The facts support the Dems (somewhat, most of themvoted for a lot of what's wrong) but they'd have to explain what they will do to fix the problems and none of the fixes are a) politically acceptable AND b) fiscally possible. Since there are no solutions, best not to bring up the facts.

Furthermore, sometime ago, probably in 1994 with the "Contract with America," politics became exclusively a zero sum game. The only way to increase your support is to chop somebody else down. The easiest way to do this is to avoid the issues (they always have two sides) and stick with slamming your opponent on character.

Rove has carried this to its evil extreme where you keep your own hands clean and have "volunteers" with buckets of cash smear your opponent until even his best friends begin to wonder why they like him. All you need to win is 50.1% of the vote and if you can alienate more voters from your opponent than from you, you'll probably win.

The big problem with this approach is that it builds alliances of distrust (we all have to band together against candidate X because he's bad) instead of trust (we all have to band together for candidates X because he is the best person for the job).

Over time the natural distrust between groups that are allied by distrust builds to the point where they fear each other more than they fear the opponent and they stop cooperating and nothing gets done. This is essentially the position that Congress finds itself in right now. To make matters worse, the legacy of distrust takes a long time to dispell and can poison later administration's efforts.

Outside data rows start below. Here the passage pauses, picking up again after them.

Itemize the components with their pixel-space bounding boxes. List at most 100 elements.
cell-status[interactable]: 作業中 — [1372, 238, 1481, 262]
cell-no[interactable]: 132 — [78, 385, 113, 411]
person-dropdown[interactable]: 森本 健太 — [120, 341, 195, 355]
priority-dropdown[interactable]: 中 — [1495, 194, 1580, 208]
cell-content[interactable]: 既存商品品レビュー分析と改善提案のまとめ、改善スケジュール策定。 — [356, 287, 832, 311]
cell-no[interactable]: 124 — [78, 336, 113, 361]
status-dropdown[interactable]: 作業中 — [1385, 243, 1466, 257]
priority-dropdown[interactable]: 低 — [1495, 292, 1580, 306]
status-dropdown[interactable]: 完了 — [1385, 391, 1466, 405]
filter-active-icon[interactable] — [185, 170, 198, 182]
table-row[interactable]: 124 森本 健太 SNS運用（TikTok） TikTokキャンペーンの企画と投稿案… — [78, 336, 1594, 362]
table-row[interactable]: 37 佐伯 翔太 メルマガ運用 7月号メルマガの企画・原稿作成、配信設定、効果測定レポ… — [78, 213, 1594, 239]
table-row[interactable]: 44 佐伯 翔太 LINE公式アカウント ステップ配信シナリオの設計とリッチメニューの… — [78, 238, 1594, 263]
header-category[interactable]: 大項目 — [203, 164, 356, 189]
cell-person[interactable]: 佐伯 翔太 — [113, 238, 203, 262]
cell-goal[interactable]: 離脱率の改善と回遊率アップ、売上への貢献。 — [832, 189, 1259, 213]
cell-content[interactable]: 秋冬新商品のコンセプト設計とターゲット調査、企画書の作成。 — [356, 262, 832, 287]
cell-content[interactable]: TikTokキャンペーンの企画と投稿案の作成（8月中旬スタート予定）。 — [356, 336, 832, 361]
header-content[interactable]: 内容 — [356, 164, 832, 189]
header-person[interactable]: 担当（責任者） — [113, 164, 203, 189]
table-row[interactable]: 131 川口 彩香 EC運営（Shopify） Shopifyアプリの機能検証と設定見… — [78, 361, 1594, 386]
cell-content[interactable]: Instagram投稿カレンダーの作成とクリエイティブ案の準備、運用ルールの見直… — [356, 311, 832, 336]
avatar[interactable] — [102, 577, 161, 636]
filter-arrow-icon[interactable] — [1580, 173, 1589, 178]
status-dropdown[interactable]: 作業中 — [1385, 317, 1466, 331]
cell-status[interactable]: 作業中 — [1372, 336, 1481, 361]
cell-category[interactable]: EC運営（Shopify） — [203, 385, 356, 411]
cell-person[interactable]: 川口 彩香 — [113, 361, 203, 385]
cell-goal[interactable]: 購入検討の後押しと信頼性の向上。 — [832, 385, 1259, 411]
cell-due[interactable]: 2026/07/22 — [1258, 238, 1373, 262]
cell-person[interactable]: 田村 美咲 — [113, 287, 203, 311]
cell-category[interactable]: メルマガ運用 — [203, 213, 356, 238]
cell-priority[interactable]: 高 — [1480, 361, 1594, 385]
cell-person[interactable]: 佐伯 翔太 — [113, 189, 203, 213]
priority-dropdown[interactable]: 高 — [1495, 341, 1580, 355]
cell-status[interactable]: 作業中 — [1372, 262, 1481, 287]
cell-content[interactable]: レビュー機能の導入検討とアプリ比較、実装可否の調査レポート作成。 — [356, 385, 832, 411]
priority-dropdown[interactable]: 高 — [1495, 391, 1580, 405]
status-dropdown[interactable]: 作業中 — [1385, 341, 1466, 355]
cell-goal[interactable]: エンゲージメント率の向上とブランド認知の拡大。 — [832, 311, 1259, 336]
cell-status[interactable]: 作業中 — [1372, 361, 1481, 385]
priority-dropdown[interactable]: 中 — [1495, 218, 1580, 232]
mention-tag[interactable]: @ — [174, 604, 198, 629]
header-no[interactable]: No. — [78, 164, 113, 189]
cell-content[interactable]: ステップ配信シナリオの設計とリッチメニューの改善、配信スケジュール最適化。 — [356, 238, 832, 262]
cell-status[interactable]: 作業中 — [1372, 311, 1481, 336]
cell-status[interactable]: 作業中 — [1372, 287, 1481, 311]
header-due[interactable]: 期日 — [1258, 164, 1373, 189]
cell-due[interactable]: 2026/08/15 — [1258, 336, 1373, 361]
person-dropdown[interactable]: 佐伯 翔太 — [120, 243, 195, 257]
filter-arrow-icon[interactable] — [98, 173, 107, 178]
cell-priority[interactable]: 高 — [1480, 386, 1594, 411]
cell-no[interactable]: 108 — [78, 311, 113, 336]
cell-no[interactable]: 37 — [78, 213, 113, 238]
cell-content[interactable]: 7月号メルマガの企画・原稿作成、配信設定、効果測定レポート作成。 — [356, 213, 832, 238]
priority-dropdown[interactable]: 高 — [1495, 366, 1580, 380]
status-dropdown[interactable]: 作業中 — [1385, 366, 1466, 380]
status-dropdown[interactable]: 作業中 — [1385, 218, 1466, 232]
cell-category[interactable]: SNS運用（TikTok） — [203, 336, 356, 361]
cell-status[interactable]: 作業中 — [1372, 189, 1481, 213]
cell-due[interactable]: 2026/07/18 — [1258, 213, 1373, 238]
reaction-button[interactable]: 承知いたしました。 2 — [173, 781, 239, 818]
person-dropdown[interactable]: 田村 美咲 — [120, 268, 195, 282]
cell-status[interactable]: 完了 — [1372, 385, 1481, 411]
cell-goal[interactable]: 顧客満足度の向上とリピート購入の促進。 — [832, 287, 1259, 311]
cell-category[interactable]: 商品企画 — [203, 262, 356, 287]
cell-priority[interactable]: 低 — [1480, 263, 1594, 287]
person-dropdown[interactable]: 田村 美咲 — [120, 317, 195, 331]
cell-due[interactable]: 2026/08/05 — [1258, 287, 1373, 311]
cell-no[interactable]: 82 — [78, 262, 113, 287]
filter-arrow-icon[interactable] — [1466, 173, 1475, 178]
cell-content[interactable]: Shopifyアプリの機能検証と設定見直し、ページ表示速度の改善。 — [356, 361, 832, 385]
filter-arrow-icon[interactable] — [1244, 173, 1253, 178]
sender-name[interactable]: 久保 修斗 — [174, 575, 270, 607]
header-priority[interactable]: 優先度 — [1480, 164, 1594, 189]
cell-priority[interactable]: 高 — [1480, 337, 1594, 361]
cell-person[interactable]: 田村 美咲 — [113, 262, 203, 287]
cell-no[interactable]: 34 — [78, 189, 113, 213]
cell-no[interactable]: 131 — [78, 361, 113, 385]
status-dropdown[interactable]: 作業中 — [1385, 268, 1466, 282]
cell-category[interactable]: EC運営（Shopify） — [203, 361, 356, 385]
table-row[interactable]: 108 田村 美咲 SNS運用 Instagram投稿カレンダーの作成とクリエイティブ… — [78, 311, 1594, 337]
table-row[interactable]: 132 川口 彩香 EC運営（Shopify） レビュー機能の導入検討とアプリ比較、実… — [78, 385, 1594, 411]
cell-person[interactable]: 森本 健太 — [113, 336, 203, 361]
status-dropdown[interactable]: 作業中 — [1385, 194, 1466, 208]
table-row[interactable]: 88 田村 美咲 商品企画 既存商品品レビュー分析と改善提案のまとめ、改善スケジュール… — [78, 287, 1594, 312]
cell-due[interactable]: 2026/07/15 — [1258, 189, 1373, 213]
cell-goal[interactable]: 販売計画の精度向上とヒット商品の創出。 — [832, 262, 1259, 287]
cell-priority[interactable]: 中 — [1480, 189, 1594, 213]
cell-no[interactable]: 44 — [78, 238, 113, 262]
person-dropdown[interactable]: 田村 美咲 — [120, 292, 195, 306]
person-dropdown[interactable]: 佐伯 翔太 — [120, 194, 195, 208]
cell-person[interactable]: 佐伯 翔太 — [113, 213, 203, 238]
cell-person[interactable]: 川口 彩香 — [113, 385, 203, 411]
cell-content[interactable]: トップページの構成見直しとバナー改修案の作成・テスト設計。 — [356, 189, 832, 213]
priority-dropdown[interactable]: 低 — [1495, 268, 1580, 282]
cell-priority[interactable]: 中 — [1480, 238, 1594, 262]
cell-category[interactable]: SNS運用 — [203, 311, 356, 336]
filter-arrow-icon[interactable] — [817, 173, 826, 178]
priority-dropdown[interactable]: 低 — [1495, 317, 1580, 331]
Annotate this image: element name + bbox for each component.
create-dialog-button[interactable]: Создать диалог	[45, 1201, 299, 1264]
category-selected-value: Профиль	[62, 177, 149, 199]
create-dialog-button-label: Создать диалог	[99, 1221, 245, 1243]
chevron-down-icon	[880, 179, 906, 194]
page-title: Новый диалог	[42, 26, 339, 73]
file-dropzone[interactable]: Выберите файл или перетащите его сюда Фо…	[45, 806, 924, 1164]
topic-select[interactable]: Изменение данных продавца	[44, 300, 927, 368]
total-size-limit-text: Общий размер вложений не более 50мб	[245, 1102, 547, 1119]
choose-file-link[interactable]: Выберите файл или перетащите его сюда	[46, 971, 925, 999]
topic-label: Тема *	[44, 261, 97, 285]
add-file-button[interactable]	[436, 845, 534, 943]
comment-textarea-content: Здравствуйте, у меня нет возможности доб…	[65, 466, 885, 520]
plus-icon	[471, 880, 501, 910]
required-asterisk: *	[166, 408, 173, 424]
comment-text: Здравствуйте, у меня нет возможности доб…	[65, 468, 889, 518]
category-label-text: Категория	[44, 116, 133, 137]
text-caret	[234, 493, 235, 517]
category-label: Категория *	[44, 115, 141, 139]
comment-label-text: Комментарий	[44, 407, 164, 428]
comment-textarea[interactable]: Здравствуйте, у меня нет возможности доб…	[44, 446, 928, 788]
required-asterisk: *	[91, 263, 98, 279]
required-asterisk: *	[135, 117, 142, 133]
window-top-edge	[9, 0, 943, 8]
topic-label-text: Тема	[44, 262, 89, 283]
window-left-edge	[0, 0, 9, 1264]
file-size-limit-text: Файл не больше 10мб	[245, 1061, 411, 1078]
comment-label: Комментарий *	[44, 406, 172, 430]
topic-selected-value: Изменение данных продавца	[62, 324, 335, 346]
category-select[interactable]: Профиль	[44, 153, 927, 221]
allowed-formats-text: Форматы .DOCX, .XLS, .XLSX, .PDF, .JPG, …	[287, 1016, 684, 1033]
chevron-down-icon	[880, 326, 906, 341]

In short, considering what the last administration did, anybody who actually lusts after the job of President should be labelled as clinically insane.

Anonymous said...

Pluto,
I want to say your wrong, but I would be wrong, so all I can do is cry...dam, I have to wait another 7 hours before I can have beer to cry into.
WASF.

FDChief said...

"Over time the natural distrust between groups that are allied by distrust builds to the point where they fear each other more than they fear the opponent and they stop cooperating and nothing gets done."

BOXCAR!!!

Pluto has just won the "Revolting Gracchi" Award for Figuring Out Why I Always Bring Up The Fall Of Republican Rome when I talk about the U.S., circa 2008. Because it was JUST this problem that choked the life out of the old Res Publica. The proles were disenfranchised and didn't care and the very people who SHOULD have been circling around the republican institutions like slavering guard dogs, the senatorial and equestrian classes, were divided and paralyzed by internal division and partisan rancor. The state was decaying, or at least that's how it seemed to many of the Roman citizens, and finally they were just sick of the mindless, meaningless Senatorial chatter. They wanted a Man on Horseback and, boy howdy, did they fucking get him.

I don't think we'll see that: our fundamental distrust of each other is such that not even a military hero would be capable of uniting the nation behind him. At least, not now. Mind you, let the current economic doldrums slide into true Depression, and kick in something like a 1970's "Oil Crisis"...well, maybe you've got something there.

Nope. I predict that each successive Administration will grow progressively less capable of addressing the fundamental contradictions within the system, each will become less effective, more fractious and more strident. Our end won't come with a Caesarian bang but with a Castilian whimper. We'll slowly fall behind polities like China and the EU and Russia that have spent the early and will spend the middle 21st Century fighting, not fabulous wars with inflated Islamic boogeymen, but rural poverty, infrastructure shortcomings and economic improvements. Finally we'll look around and see ourselves the 2050 equivalent of the impoverished, clapped-out Aragonese peasants, exhausted by wars, bankrupted and screwed by our own rentier classes, benighted by religious ignorance and beset by a host of troubles spawned by a decaying national hardscape and a fraying social fabric.

But at least we'll have 245 channels on cable!